他轉過身看著這棟房子。紅磚牆,水泥地,鋁合金窗戶,院子裡的那棵大榆樹。一九八七年春天他帶著一家老小從靠山屯搬到這裡。那時候大丫剛結婚,二丫也剛結婚,三丫在宣傳科幫忙,西丫是代課老師,五丫在苗圃當學徒,六丫正要高考,七丫上高中,八丫上初中,九丫也上初中,家興還沒出生。現在大丫當媽了,二丫快要當媽了,三丫的畫送去省美展了,西丫當了優秀教師,五丫成了技術能手,六丫考上大學了,七丫明年也要高考,八丫九丫上初三了,家興會跑了,家旺會叫爹了。兩年,變化太大了。
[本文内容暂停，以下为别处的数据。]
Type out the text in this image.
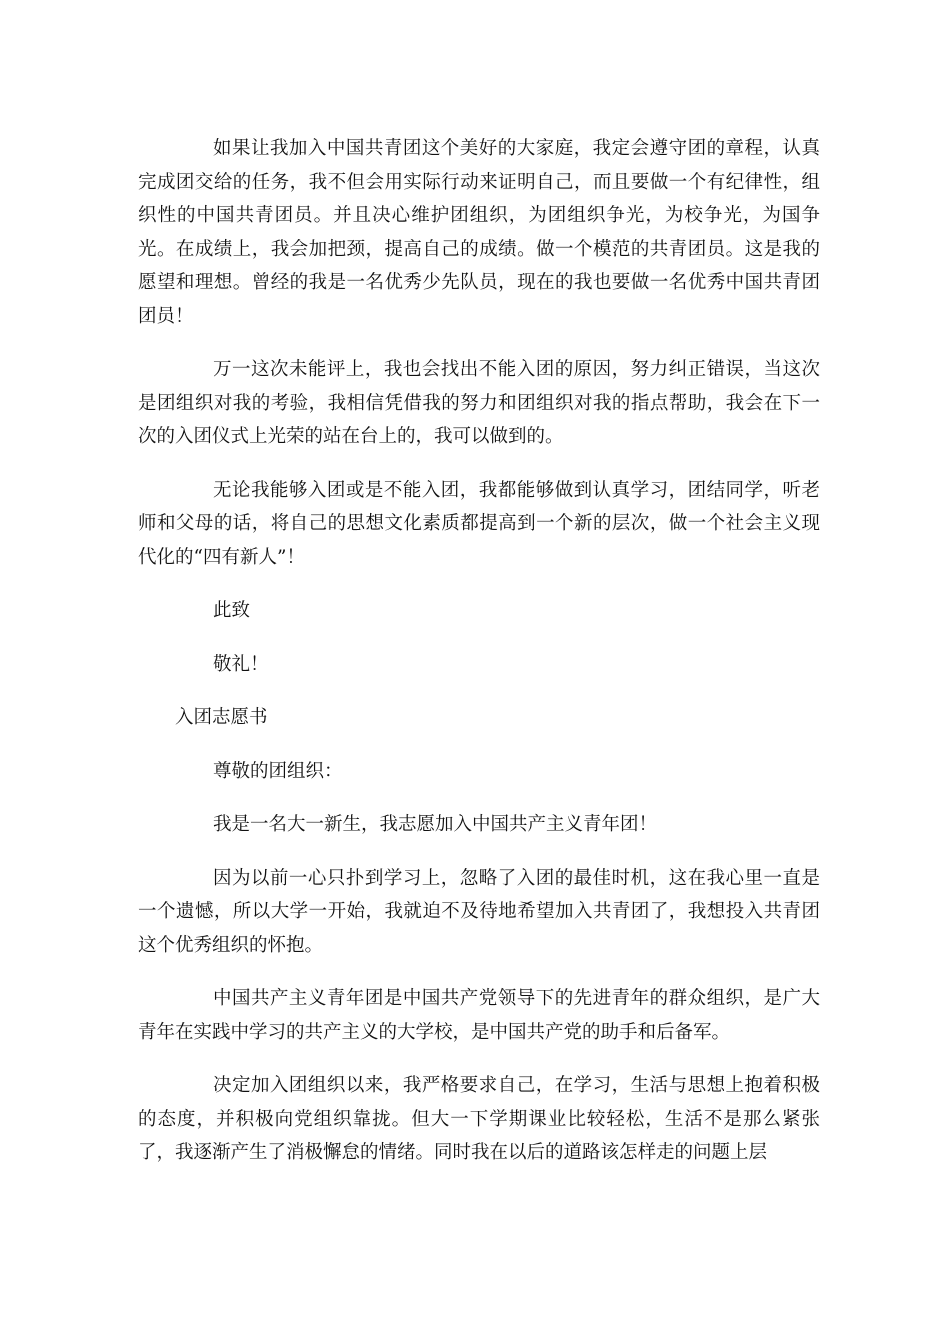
如果让我加入中国共青团这个美好的大家庭，我定会遵守团的章程，认真完成团交给的任务，我不但会用实际行动来证明自己，而且要做一个有纪律性，组织性的中国共青团员。并且决心维护团组织，为团组织争光，为校争光，为国争光。在成绩上，我会加把颈，提高自己的成绩。做一个模范的共青团员。这是我的愿望和理想。曾经的我是一名优秀少先队员，现在的我也要做一名优秀中国共青团团员！

万一这次未能评上，我也会找出不能入团的原因，努力纠正错误，当这次是团组织对我的考验，我相信凭借我的努力和团组织对我的指点帮助，我会在下一次的入团仪式上光荣的站在台上的，我可以做到的。

无论我能够入团或是不能入团，我都能够做到认真学习，团结同学，听老师和父母的话，将自己的思想文化素质都提高到一个新的层次，做一个社会主义现代化的“四有新人”！

此致

敬礼！

入团志愿书

尊敬的团组织：

我是一名大一新生，我志愿加入中国共产主义青年团！

因为以前一心只扑到学习上，忽略了入团的最佳时机，这在我心里一直是一个遗憾，所以大学一开始，我就迫不及待地希望加入共青团了，我想投入共青团这个优秀组织的怀抱。

中国共产主义青年团是中国共产党领导下的先进青年的群众组织，是广大青年在实践中学习的共产主义的大学校，是中国共产党的助手和后备军。

决定加入团组织以来，我严格要求自己，在学习，生活与思想上抱着积极的态度，并积极向党组织靠拢。但大一下学期课业比较轻松，生活不是那么紧张了，我逐渐产生了消极懈怠的情绪。同时我在以后的道路该怎样走的问题上层
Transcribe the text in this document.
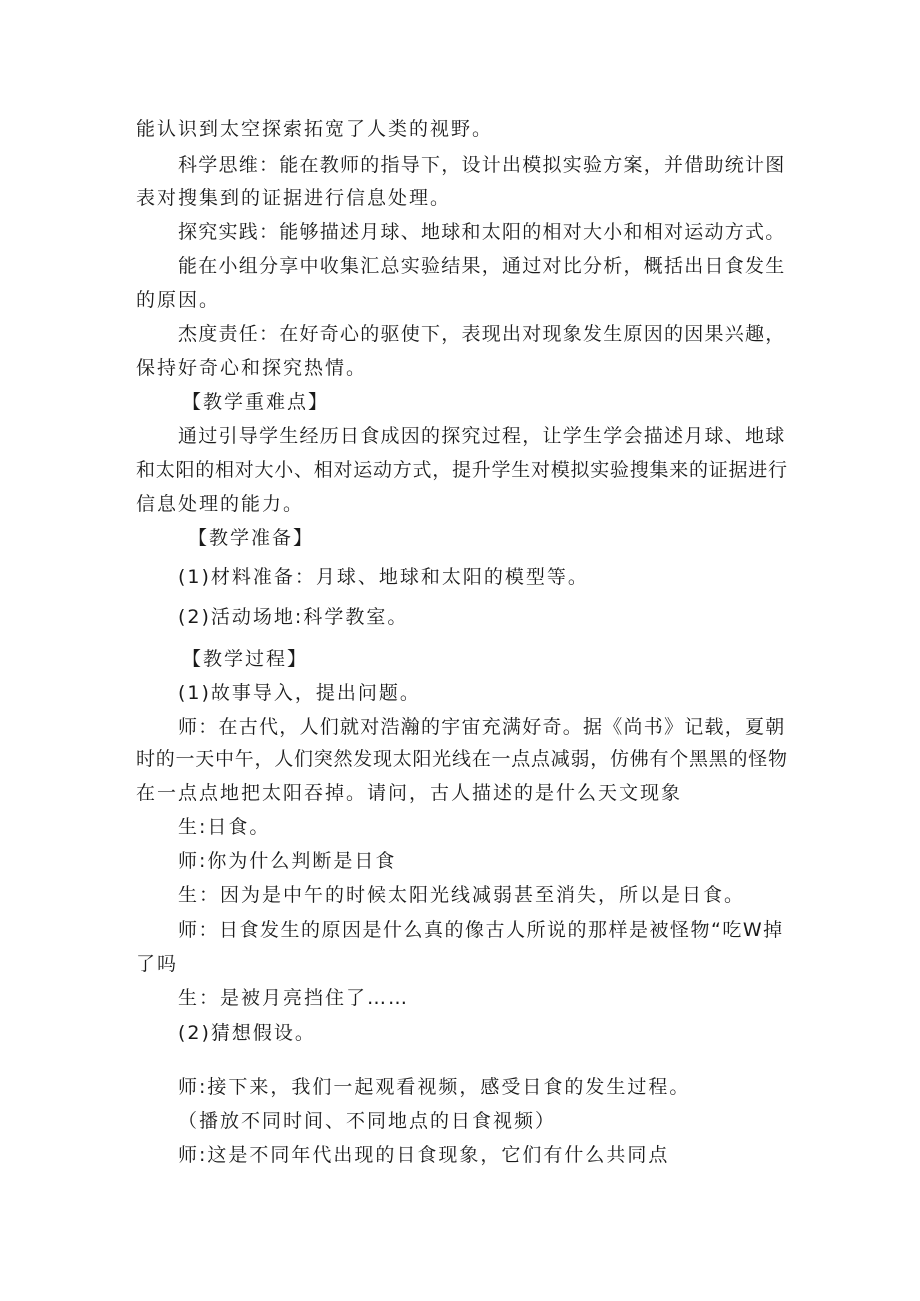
能认识到太空探索拓宽了人类的视野。
科学思维：能在教师的指导下，设计出模拟实验方案，并借助统计图
表对搜集到的证据进行信息处理。
探究实践：能够描述月球、地球和太阳的相对大小和相对运动方式。
能在小组分享中收集汇总实验结果，通过对比分析，概括出日食发生
的原因。
杰度责任：在好奇心的驱使下，表现出对现象发生原因的因果兴趣，
保持好奇心和探究热情。
【教学重难点】
通过引导学生经历日食成因的探究过程，让学生学会描述月球、地球
和太阳的相对大小、相对运动方式，提升学生对模拟实验搜集来的证据进行
信息处理的能力。
【教学准备】
(1)材料准备：月球、地球和太阳的模型等。
(2)活动场地:科学教室。
【教学过程】
(1)故事导入，提出问题。
师：在古代，人们就对浩瀚的宇宙充满好奇。据《尚书》记载，夏朝
时的一天中午，人们突然发现太阳光线在一点点减弱，仿佛有个黑黑的怪物
在一点点地把太阳吞掉。请问，古人描述的是什么天文现象
生:日食。
师:你为什么判断是日食
生：因为是中午的时候太阳光线减弱甚至消失，所以是日食。
师：日食发生的原因是什么真的像古人所说的那样是被怪物“吃W掉
了吗
生：是被月亮挡住了……
(2)猜想假设。
师:接下来，我们一起观看视频，感受日食的发生过程。
（播放不同时间、不同地点的日食视频）
师:这是不同年代出现的日食现象，它们有什么共同点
王西川走進屋裡。黃麗霞正在收拾碗筷,王如意和王安寧在幫忙。王昭陽和王望舒在裡屋說話,王錦秋在畫畫,畫的是年夜飯的場景。王韶華在給壯壯拍百日照。王婉怡在看一本高三的數學輔導書。王家興在炕上跑來跑去嘴裡喊著八姐八姐。王家旺在黃麗霞懷裡己經睡著了,小臉紅撲撲的,嘴角掛著一絲口水。
王西川走過去把王家旺從黃麗霞懷裡接過來。王家旺在他懷裡拱了拱找了個舒服的姿勢繼續睡。王西川低頭看著這張小臉。
安靜下來了。大青趴在門口。王西川抱著王家旺靠在炕被上。壯壯在王昭陽懷裡也睡著了,兩個嬰兒的呼吸聲此起彼伏,一輕一重。
窗外有人在放煙花。“嗖——啪!”一朵金色的菊花開在夜空中,緊接著紅色的牡丹紫色的羅蘭綠色的椰樹,把天空染成了五顏六色的畫布。大青被驚醒了仰頭看了一會兒又趴下了。王家興指著窗外喊花,王如意說那是煙花,王家興說煙花,王如意說對了。
王西川透過窗戶看著那些煙花。煙花在夜空中綻放,璀璨奪目,但只是一瞬就消散了。像日子,一天一天地過去,抓不住。但日子不是煙花,日子比煙花長得多。日子是一根線,把這些煙花一顆一顆地串起來。
“當家的,春天又要來了。”
王西川點點頭,把懷裡的王家旺摟緊了些。窗外的煙花還在綻放。春天的確要來了。